Although The Abundance of Less is an appropriate title for the book (several of the subjects illustrated moments in their lives when they decided to adopt the mantra of simple living), maybe the updated version of the book should have been titled The Abundance of Adventure because the voyages many of the ten undertook (a lot of them took place outside of Japan) contributed enormously to shaping their lives. Gufu Watanabe served as a great example of adventure altering the course of a life—he traveled throughout India without a guidebook, relying on fellow travelers for advice. A compatriot happened to tell Watanabe about a rundown guesthouse in the Himalayas, which turned out to be a life-changing decision because he met his wife there.

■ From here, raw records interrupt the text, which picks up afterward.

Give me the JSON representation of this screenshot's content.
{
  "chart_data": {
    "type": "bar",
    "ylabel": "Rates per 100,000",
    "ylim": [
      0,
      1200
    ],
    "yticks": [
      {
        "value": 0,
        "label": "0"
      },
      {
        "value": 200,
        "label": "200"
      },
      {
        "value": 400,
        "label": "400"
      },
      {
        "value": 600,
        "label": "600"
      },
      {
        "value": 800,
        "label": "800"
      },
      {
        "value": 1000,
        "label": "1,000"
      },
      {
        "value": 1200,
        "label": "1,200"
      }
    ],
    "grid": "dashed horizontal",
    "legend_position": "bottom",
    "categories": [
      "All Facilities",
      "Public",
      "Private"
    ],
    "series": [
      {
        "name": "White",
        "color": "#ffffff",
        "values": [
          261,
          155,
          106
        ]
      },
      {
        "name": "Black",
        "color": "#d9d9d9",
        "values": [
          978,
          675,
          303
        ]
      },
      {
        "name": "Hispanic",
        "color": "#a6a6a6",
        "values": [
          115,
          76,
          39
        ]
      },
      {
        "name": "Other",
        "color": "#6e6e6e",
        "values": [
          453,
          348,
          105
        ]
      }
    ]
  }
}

As mentioned earlier, Couturier devotes a lot of space in The Abundance of Less to educating readers about his journey to simple living. Although the biggest appeal for readers should be the stories told and wisdom shared by the subjects profiled, the extensive afterword is a highlight of the book. To inspire readers, Couturier decided to detail his and Cynthia’s odyssey to living sustainability, which hasn’t always been fun. (Especially you spend two hours in the heat digging a trench beneath a gravel road.)

Well before the afterword, the author often includes thought-provoking fits of introspection about life following dialogue with his subjects. Certainly, deep conversations should lead to plenty of analysis and while it may not have been his goal, Couturier has certainly succeeding in creating an unbelievably thought-provoking book. Although the purpose of The Abundance of Less might be to extol the virtues of simple living, it emerges as an enriching journey into the world of many extraordinary people.